The scorcher has received plaudits galore from such luminaries like Memory Chirere, who has edited it, Professor Robert Muponde, Emmanuel Sigauke and Ignatius Mabasa. Memory Chirere has this to say: “’Live Like An Artist” is something else! The poems flow like that D. H. Lawrence poem about a snake at the drinking place … In this collection David Mungoshi transposes his current body pains into poetry, giving you an amazing state of contemplation and observation of life, family, nature.”

Despite his bodily burden, the poet reflects on vision and memory to give a critical albatross of life as both a bird of prey, and the quarry itself as it succumbs to death — the leveller. Ignatius Mabasa, whose Bhabhu Books is set to publish the book, says the poems are great tales that hoist David Mungoshi to the levels of the reknowned poet Edgar Allan Poe (1809-1849), or even surpass him.

On the significance of the artiste and the need to emulate him/her as espoused in the title poem “Live Like An Artist” Mungoshi intimates: “It is my humble submission that if the world lived like an artist, such things as graft, avarice and crime would be things of the past.
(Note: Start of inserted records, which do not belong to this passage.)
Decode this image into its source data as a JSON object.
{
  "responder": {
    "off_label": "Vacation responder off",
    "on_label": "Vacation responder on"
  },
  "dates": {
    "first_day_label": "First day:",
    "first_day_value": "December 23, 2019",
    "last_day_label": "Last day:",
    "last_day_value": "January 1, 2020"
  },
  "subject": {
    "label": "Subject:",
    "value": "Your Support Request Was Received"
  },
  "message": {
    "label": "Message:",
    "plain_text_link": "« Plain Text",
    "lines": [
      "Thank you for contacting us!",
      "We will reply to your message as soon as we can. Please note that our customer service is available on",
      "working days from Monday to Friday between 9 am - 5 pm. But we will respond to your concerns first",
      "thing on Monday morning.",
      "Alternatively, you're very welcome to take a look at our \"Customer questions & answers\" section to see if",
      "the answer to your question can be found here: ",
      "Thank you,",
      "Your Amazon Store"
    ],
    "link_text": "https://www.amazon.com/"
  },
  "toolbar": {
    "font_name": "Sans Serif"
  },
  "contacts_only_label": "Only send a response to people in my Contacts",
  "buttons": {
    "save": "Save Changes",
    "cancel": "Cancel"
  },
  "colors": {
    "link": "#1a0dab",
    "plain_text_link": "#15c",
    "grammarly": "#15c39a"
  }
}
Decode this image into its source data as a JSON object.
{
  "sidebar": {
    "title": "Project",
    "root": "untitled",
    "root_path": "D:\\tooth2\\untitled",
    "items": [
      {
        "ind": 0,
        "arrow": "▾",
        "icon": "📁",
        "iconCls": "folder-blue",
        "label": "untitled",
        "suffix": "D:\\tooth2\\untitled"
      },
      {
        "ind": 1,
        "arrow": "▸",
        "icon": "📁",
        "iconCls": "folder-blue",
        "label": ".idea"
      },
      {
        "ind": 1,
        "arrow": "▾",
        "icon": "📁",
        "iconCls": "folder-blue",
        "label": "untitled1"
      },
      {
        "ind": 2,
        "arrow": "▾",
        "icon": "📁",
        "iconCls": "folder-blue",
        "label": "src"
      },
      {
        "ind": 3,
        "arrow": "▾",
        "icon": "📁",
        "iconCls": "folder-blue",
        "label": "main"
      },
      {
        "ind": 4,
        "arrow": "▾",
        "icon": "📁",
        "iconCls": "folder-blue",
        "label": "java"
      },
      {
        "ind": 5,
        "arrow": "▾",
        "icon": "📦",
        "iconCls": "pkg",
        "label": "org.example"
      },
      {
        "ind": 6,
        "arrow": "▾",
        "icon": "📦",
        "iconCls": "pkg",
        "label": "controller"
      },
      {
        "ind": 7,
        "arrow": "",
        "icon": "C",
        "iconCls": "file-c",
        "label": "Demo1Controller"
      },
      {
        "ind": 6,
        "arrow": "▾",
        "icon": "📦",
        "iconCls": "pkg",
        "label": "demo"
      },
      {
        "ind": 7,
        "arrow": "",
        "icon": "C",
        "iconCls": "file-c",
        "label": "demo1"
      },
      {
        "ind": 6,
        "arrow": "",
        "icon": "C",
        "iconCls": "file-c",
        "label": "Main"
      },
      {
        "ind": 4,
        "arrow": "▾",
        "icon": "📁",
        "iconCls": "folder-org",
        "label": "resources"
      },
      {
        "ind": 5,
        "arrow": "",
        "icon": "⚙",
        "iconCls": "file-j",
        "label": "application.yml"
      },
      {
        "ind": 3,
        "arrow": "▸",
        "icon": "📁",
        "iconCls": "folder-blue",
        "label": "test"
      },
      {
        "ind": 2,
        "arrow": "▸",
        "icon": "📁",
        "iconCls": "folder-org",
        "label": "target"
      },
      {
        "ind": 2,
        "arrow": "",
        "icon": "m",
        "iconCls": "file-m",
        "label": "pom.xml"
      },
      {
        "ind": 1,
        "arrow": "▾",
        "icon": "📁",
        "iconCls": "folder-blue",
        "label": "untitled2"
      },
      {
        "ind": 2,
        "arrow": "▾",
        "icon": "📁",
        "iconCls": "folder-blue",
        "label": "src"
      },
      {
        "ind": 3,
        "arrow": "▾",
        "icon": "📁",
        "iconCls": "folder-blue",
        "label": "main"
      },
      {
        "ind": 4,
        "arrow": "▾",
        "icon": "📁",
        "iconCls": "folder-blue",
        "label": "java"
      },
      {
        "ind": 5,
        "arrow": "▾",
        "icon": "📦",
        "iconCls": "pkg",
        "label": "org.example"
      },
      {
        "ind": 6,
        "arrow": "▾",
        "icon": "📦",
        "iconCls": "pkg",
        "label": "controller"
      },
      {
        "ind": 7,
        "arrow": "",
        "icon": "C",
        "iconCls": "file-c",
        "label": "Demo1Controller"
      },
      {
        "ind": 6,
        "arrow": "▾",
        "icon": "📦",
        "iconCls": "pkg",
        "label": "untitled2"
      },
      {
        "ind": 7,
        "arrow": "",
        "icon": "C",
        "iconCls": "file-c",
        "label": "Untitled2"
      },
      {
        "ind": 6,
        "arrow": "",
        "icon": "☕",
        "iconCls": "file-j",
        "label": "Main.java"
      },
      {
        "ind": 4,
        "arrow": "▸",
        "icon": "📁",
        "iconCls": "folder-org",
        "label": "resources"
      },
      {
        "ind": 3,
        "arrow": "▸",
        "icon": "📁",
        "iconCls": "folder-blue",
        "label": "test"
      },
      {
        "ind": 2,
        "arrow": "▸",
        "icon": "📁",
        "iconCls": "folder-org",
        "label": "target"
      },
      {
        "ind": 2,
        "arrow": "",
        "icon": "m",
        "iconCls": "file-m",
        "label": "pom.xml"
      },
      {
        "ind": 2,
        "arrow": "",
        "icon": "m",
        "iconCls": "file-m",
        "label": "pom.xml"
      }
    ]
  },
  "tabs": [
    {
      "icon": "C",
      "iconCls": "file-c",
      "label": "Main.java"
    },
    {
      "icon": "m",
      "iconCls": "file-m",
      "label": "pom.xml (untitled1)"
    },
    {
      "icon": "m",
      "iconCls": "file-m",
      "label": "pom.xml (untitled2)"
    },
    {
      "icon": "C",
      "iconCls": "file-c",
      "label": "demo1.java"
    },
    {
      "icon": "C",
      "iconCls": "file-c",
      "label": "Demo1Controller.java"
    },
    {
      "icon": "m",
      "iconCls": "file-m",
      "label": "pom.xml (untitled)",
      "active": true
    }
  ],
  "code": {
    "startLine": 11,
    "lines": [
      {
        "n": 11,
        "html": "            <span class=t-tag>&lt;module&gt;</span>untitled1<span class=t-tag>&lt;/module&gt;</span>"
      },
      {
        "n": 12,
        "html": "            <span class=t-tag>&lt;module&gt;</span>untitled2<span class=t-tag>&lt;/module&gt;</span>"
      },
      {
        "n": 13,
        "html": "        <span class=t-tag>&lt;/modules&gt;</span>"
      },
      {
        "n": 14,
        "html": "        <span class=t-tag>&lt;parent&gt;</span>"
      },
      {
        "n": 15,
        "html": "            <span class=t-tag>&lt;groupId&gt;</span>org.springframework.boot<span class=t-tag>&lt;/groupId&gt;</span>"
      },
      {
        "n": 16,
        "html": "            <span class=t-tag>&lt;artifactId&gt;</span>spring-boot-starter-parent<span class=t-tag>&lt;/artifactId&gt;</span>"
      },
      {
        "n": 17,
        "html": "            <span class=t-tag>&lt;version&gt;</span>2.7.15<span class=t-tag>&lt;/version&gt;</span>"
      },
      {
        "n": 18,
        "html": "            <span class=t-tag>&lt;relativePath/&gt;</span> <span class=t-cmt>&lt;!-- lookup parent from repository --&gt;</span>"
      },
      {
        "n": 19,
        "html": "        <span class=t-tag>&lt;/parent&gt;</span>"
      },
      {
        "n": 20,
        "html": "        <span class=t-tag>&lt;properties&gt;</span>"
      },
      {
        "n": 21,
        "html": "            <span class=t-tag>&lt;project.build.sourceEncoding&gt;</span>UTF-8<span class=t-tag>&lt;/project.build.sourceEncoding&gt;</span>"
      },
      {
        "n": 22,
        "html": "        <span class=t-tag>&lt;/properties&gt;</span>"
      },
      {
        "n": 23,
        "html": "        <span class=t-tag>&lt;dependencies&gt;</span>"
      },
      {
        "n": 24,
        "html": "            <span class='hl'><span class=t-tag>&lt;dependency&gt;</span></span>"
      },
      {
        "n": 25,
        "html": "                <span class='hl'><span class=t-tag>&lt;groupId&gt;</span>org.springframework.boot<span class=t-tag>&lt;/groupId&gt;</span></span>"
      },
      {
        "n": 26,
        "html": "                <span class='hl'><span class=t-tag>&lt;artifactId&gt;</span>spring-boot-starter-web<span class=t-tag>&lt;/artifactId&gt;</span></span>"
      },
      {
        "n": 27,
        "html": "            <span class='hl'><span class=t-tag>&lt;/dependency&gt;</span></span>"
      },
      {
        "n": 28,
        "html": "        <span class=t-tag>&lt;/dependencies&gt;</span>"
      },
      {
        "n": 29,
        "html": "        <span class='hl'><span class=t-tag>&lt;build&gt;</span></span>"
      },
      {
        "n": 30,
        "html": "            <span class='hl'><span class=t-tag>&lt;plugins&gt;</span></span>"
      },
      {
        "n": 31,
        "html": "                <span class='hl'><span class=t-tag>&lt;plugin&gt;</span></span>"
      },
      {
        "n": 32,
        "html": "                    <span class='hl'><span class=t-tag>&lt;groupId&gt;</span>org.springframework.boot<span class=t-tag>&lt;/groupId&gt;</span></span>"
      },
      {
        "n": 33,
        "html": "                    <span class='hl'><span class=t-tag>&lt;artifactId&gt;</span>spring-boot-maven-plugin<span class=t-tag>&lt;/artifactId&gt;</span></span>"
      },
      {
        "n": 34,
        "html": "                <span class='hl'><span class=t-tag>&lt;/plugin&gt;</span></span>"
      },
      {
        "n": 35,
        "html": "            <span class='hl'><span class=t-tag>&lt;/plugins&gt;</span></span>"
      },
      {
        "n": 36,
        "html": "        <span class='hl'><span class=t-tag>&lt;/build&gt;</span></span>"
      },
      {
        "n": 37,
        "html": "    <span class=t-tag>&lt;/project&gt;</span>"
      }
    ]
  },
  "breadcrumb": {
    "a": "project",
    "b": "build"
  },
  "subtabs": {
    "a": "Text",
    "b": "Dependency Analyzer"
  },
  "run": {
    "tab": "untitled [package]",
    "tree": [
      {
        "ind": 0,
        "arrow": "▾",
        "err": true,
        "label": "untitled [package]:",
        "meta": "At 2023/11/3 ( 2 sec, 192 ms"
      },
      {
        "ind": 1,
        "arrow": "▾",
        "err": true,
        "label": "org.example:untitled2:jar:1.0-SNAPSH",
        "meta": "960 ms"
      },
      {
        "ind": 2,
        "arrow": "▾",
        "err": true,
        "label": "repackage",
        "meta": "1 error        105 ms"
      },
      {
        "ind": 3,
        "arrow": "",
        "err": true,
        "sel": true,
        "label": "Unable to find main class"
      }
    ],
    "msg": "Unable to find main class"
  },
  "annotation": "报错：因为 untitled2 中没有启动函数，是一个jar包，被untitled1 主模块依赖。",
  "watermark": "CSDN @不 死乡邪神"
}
Artistes live in hope sustained by their dreams and the dreams become roadmaps for aesthetic harmony and excellence. Artistes both see and create new realities many of which become fact.”

The sizzling, therapeutic and soothing collection “Live Like An Artist” is a must have for those with a keen eye for a good read. Indeed the best of David Mungoshi is still to come, as his purple patch illuminates the literary landscape.